Lightway does not rely on external binaries (ready-compiled code) with configuration files, meaning the relationship between the VPN protocol, its implementation, and the client are more easily apparent. It carries no extra baggage in the form of unused or deprecated functionalities and in consequence is slim and easy to audit. It also allows developers to securely implement Lightway on a variety of platforms, both on the client and server.

The most immediately apparent benefit of Lightway is its short time-to-connect. The Lightway client can authenticate the server in a single round trip and establish the connection in three round trips. On UDP, the protocol uses D/TLS 1.2 (TLS for UDP), and in the event of interruption or inactivity, users can pick up right where they left off. D/TLS derives from TLS 1.2 and inherits all of its benefits, including replay protection. For TCP connections, Lightway uses TLS 1.3, and once TLS 1.3 supports UDP, Lightway will make use of it as soon as possible.

As connections aren’t terminated but instead idle, continuing from where a user left off is almost unnoticeable in many common situations, such as when waking a device from sleep or deactivating airplane mode after half a day. Even after changing mobile networks or your physical location, you will still be connected to the same ExpressVPN server.

After a certain period of inactivity, your connection is reset and your internal IP sent back to the queue, from where it will eventually be assigned to somebody else, ensuring that all connections have been terminated. (This “inactivity clock” resets with every packet sent and does not record log-in times or activity profiles.)

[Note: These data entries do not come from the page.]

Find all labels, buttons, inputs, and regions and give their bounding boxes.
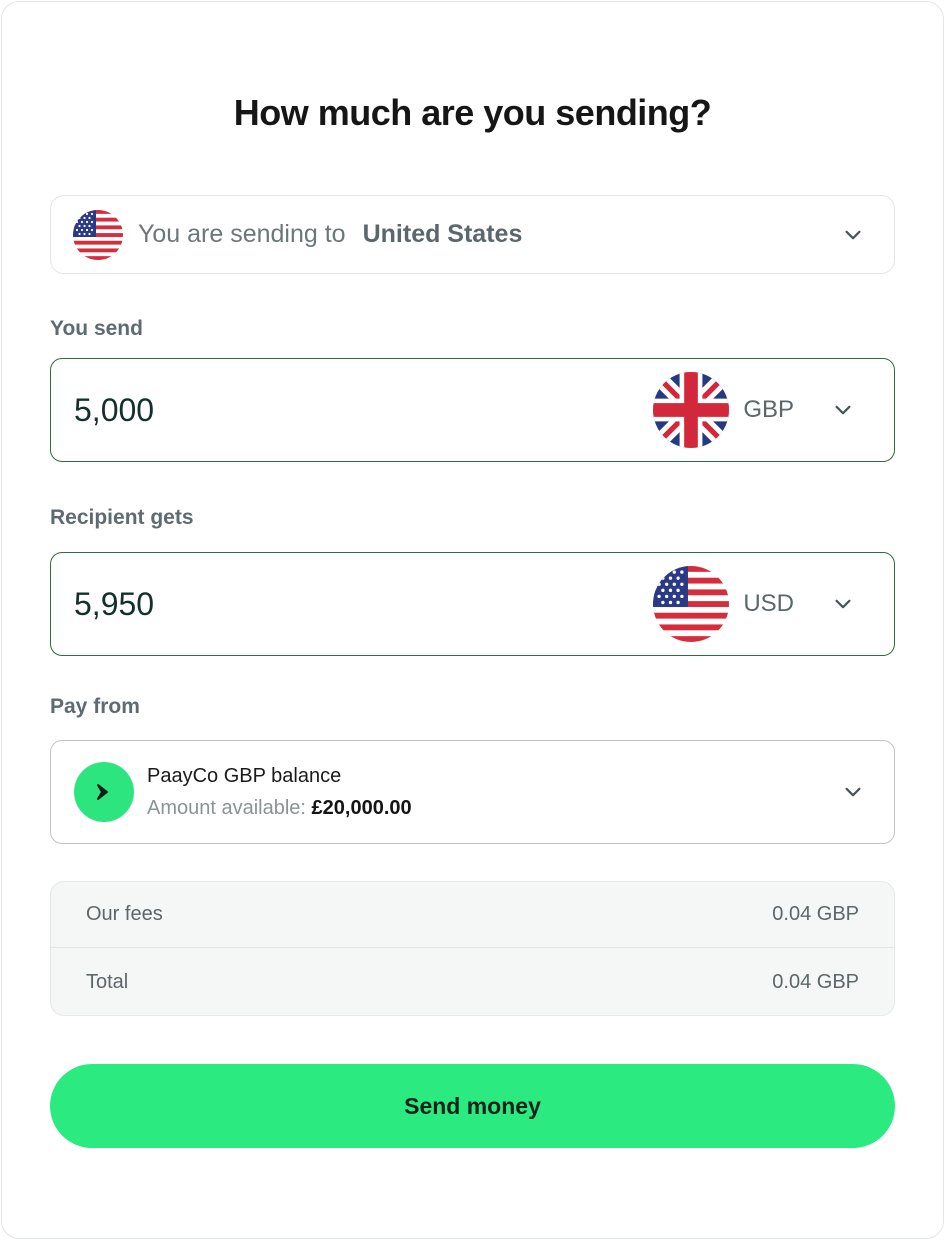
- uk-flag-icon: [653, 372, 729, 448]
- total-label: Total: [86, 970, 129, 993]
- fee-row: Our fees 0.04 GBP: [51, 882, 894, 948]
- total-row: Total 0.04 GBP: [51, 949, 894, 1015]
- send-money-button[interactable]: Send money: [50, 1064, 895, 1148]
- receive-currency-code: USD: [743, 590, 794, 617]
- available-label: Amount available:: [147, 796, 306, 819]
- fees-summary: Our fees 0.04 GBP Total 0.04 GBP: [50, 881, 895, 1016]
- destination-country: United States: [362, 220, 523, 248]
- receive-amount-input[interactable]: [74, 585, 574, 623]
- us-flag-icon: [653, 566, 729, 642]
- paayco-chevron-logo-icon: [74, 762, 134, 822]
- destination-label: You are sending to: [138, 220, 346, 248]
- fee-value: 0.04 GBP: [772, 903, 859, 925]
- chevron-down-icon: [832, 399, 854, 421]
- pay-from-label: Pay from: [50, 695, 140, 718]
- total-value: 0.04 GBP: [772, 970, 859, 993]
- send-amount-label: You send: [50, 317, 143, 340]
- send-amount-input[interactable]: [74, 391, 574, 429]
- chevron-down-icon: [842, 224, 864, 246]
- receive-currency-selector[interactable]: USD: [653, 553, 854, 655]
- fee-label: Our fees: [86, 903, 163, 925]
- chevron-down-icon: [832, 593, 854, 615]
- destination-country-selector[interactable]: You are sending to United States: [50, 195, 895, 274]
- pay-from-available: Amount available: £20,000.00: [147, 797, 412, 820]
- send-amount-field: GBP: [50, 358, 895, 462]
- page-title: How much are you sending?: [233, 92, 712, 133]
- pay-from-selector[interactable]: PaayCo GBP balance Amount available: £20…: [50, 740, 895, 844]
- us-flag-icon: [73, 210, 123, 260]
- available-amount: £20,000.00: [311, 796, 412, 819]
- send-currency-selector[interactable]: GBP: [653, 359, 854, 461]
- pay-from-account-name: PaayCo GBP balance: [147, 764, 342, 787]
- receive-amount-label: Recipient gets: [50, 506, 194, 529]
- chevron-down-icon: [842, 781, 864, 803]
- receive-amount-field: USD: [50, 552, 895, 656]
- send-currency-code: GBP: [743, 396, 794, 423]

Keys are negotiated using Elliptic-Curve Diffie-Hellman (ECDH) every 15 minutes, or whenever your device changes networks, for instance as you move between Wi-Fi and mobile data. If ECDH fails, the software falls back to a classic Diffie-Hellman exchange.

The only two ciphers used in Lightway are AES-256-GCM and ChaCha20/Poly1305. Owing to the excellent hardware acceleration of AES available in most devices, Lightway will mostly default to this well-proven cipher. Only on lower-powered routers or entry-level mobile devices might ChaCha20 be used. Other protocols (such as SSL or older versions of TLS) and ciphers are not included in the client and server software, mitigating the risk of downgrade attacks.

Lightway by default does not obfuscate its traffic. To mitigate surveillance and censorship, the traffic can be modified to appear like other traffic by the client on top of the Lightway protocol. This is well suited for the way ExpressVPN users make use of their apps.

Lightway will be available as an open-source library and a reference client. This open-source reference client will allow users to make use of the ExpressVPN network without requiring closed-source software or unknown binaries, similar to how the OpenVPN manual configuration allows it today.